Не вставая с колен, старик оцепенело смотрел из-за кустов на их приближающиеся фигуры. Вскоре немцы уже поравнялись с ним и прошли мимо, даже не взглянув в его сторону. Закатанные по локти рукава, надвинутые на глаза каски, ранцы за спиной, гранаты у пояса. Такие же, как в 1941, 42, 43, 44, 45. Сорок пять лет прошло, а они нисколько не изменились.
Он что, сошел с ума?
Немцы уже были далеко от него и уходили по дороге куда-то в сторону реки. Старик шатаясь поднялся с колен, перевернув от волнения корзинку, и на подгибающихся ногах выбрался через кусты на дорогу. В голове шумело, перед глазами стояли какие-то разноцветные круги. Он зашатался и чуть было не упал, но потом сознание немного прояснилось.
Он стоит на дороге, по которой только что прошли три немца с собакой! С огромным трудом старик нагнулся к земле и трясущимися пальцами потрогал четкие следы от сапог, отпечатанные в пыли. Тут же были и крупные следы от собачьих лап. Все бешено завертелось у старика в голове и картины из памяти волной обрушились на него.
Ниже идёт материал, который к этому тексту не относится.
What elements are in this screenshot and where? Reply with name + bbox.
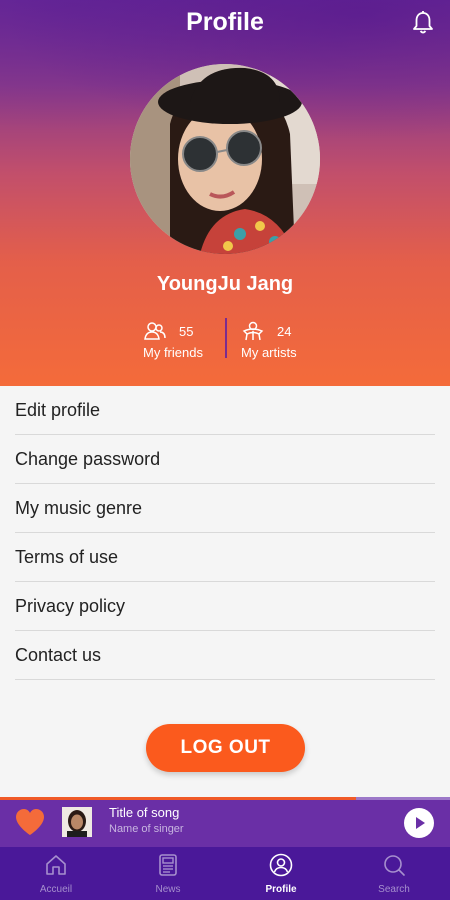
play-icon [416, 817, 425, 829]
user-name: YoungJu Jang [156, 273, 294, 295]
artists-icon [242, 321, 264, 341]
user-icon [269, 853, 293, 877]
tab-search[interactable]: Search [338, 847, 450, 900]
friends-label: My friends [143, 345, 203, 360]
play-button[interactable] [404, 808, 434, 838]
friends-icon [144, 322, 166, 340]
song-title: Title of song [109, 805, 180, 820]
tab-profile[interactable]: Profile [225, 847, 337, 900]
stat-divider [225, 318, 227, 358]
profile-header: Profile YoungJu Jang 55 My friends 24 My… [0, 0, 450, 386]
artists-count: 24 [277, 323, 292, 339]
heart-icon[interactable] [14, 807, 46, 837]
tab-news[interactable]: News [112, 847, 224, 900]
logout-button[interactable]: LOG OUT [146, 724, 305, 772]
menu-change-password[interactable]: Change password [15, 435, 435, 484]
friends-stat[interactable]: 55 My friends [143, 320, 203, 360]
page-title: Profile [186, 8, 264, 36]
artists-stat[interactable]: 24 My artists [241, 320, 297, 360]
artists-label: My artists [241, 345, 297, 360]
album-art [62, 807, 92, 837]
search-icon [384, 855, 405, 876]
menu-edit-profile[interactable]: Edit profile [15, 386, 435, 435]
tab-accueil-label: Accueil [39, 884, 73, 895]
settings-menu: Edit profile Change password My music ge… [0, 386, 450, 680]
avatar[interactable] [130, 64, 320, 254]
menu-terms[interactable]: Terms of use [15, 533, 435, 582]
home-icon [46, 855, 66, 875]
menu-contact[interactable]: Contact us [15, 631, 435, 680]
tab-accueil[interactable]: Accueil [0, 847, 112, 900]
tab-news-label: News [155, 884, 181, 895]
bell-icon[interactable] [410, 10, 436, 36]
friends-count: 55 [179, 323, 194, 339]
player-progress-bar[interactable] [0, 797, 356, 800]
news-icon [159, 854, 177, 876]
player-progress-track [356, 797, 450, 800]
menu-music-genre[interactable]: My music genre [15, 484, 435, 533]
tab-profile-label: Profile [265, 884, 297, 895]
menu-privacy[interactable]: Privacy policy [15, 582, 435, 631]
song-artist: Name of singer [109, 823, 184, 835]
tab-search-label: Search [378, 884, 410, 895]
mini-player[interactable]: Title of song Name of singer [0, 797, 450, 847]
tab-bar: Accueil News Profile Search [0, 847, 450, 900]
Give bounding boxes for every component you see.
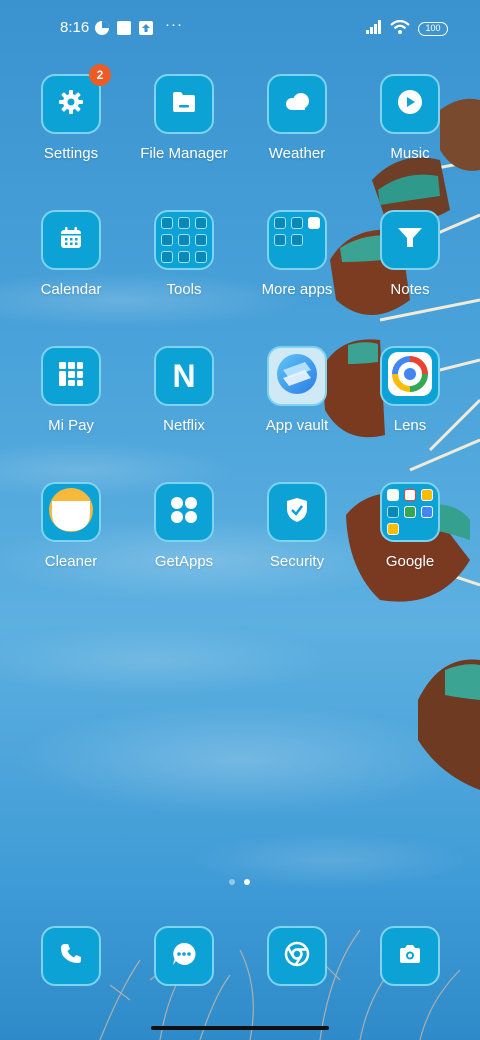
signal-icon: [366, 20, 382, 38]
shield-icon: [285, 497, 309, 528]
app-label: Notes: [390, 281, 430, 298]
folder-grid-icon: [274, 217, 320, 263]
app-label: Google: [385, 553, 435, 570]
app-vault-icon: [275, 352, 319, 401]
app-tile[interactable]: [267, 210, 327, 270]
pie-notification-icon: [94, 20, 110, 40]
cleaner-icon: [48, 487, 94, 538]
page-indicator[interactable]: [229, 879, 250, 885]
app-tile[interactable]: [41, 210, 101, 270]
app-label: Security: [269, 553, 325, 570]
page-dot[interactable]: [229, 879, 235, 885]
app-label: Cleaner: [44, 553, 98, 570]
app-tile[interactable]: [380, 74, 440, 134]
app-label: App vault: [265, 417, 329, 434]
calendar-icon: [59, 226, 83, 255]
app-tile[interactable]: N: [154, 346, 214, 406]
app-tile[interactable]: [267, 74, 327, 134]
more-notifications-icon: ···: [165, 16, 183, 33]
app-notes[interactable]: Notes: [354, 210, 466, 298]
app-file-manager[interactable]: File Manager: [128, 74, 240, 162]
app-app-vault[interactable]: App vault: [241, 346, 353, 434]
app-label: Weather: [268, 145, 326, 162]
message-icon: [171, 941, 197, 972]
folder-tools[interactable]: Tools: [128, 210, 240, 298]
app-netflix[interactable]: N Netflix: [128, 346, 240, 434]
lens-icon: [387, 351, 433, 402]
wifi-icon: [390, 19, 410, 38]
dock-tile[interactable]: [380, 926, 440, 986]
app-label: File Manager: [140, 145, 228, 162]
app-weather[interactable]: Weather: [241, 74, 353, 162]
app-label: Calendar: [40, 281, 102, 298]
dock-chrome[interactable]: [241, 926, 353, 986]
app-tile[interactable]: [267, 482, 327, 542]
dock-camera[interactable]: [354, 926, 466, 986]
app-mi-pay[interactable]: Mi Pay: [15, 346, 127, 434]
app-tile[interactable]: [380, 346, 440, 406]
folder-more-apps[interactable]: More apps: [241, 210, 353, 298]
app-tile[interactable]: [267, 346, 327, 406]
status-bar: 8:16 ··· 100: [0, 14, 480, 42]
play-icon: [397, 89, 423, 120]
gear-icon: [58, 89, 84, 120]
folder-icon: [171, 90, 197, 119]
app-label: Music: [390, 145, 430, 162]
chrome-icon: [284, 941, 310, 972]
folder-grid-icon: [161, 217, 207, 263]
camera-icon: [398, 944, 422, 969]
dock-messages[interactable]: [128, 926, 240, 986]
dock-tile[interactable]: [267, 926, 327, 986]
gesture-bar[interactable]: [151, 1026, 329, 1030]
upload-notification-icon: [138, 20, 154, 40]
app-label: GetApps: [154, 553, 214, 570]
app-label: More apps: [261, 281, 333, 298]
app-tile[interactable]: [380, 482, 440, 542]
netflix-icon: N: [172, 357, 196, 394]
app-label: Mi Pay: [48, 417, 94, 434]
folder-google[interactable]: Google: [354, 482, 466, 570]
battery-indicator: 100: [418, 22, 448, 36]
app-tile[interactable]: [41, 346, 101, 406]
app-settings[interactable]: 2 Settings: [15, 64, 127, 162]
page-dot-active[interactable]: [244, 879, 250, 885]
app-tile[interactable]: [154, 210, 214, 270]
app-label: Settings: [43, 145, 99, 162]
dock-tile[interactable]: [41, 926, 101, 986]
app-label: Tools: [166, 281, 202, 298]
notes-icon: [397, 226, 423, 255]
cloud-icon: [283, 92, 311, 117]
app-label: Netflix: [163, 417, 205, 434]
app-tile[interactable]: [154, 482, 214, 542]
notification-badge: 2: [89, 64, 111, 86]
phone-icon: [59, 942, 83, 971]
app-security[interactable]: Security: [241, 482, 353, 570]
app-cleaner[interactable]: Cleaner: [15, 482, 127, 570]
app-lens[interactable]: Lens: [354, 346, 466, 434]
status-time: 8:16: [60, 19, 90, 36]
dock-tile[interactable]: [154, 926, 214, 986]
app-calendar[interactable]: Calendar: [15, 210, 127, 298]
app-tile[interactable]: [380, 210, 440, 270]
app-tile[interactable]: [154, 74, 214, 134]
app-tile[interactable]: [41, 482, 101, 542]
getapps-icon: [170, 496, 198, 529]
app-label: Lens: [393, 417, 427, 434]
app-getapps[interactable]: GetApps: [128, 482, 240, 570]
app-music[interactable]: Music: [354, 74, 466, 162]
square-notification-icon: [116, 20, 132, 40]
app-tile[interactable]: 2: [41, 64, 111, 134]
folder-grid-icon: [387, 489, 433, 535]
dock-phone[interactable]: [15, 926, 127, 986]
mipay-icon: [58, 361, 84, 392]
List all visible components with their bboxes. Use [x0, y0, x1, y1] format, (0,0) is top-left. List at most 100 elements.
Их часть, получившая приказ наступать. Сожженные немцами украинские деревни. Посреди мокрых, стылых углей, оставшихся от домов, уродливо торчат уцелевшие печи. Повсюду воронки, полные мутной воды холодных осенних дождей. Размытые дороги. Войска, идущие колоннами в западном направлении. Отчаянное сопротивление немцев.
Фашисты! Фашисты на дороге. Откуда? Что же делать? Он беспомощно оглянулся по сторонам. «Это что, опять война? Надо что-то делать. Они же сожгут деревню! Надо бежать всех предупредить!» Он неуклюже побежал по дороге. Сердце молотом колотилось в груди. Его стук разносился по всему телу и отдавался в голове тяжелыми, мощными ударами.
Это вряд ли можно было назвать бегом, хотя ему казалась, что он движется быстро. Немцы на дороге! Он бежал и поначалу даже думал, что у него что-то получается. Так он миновал первый поворот и скоро должна была уже показаться развилка.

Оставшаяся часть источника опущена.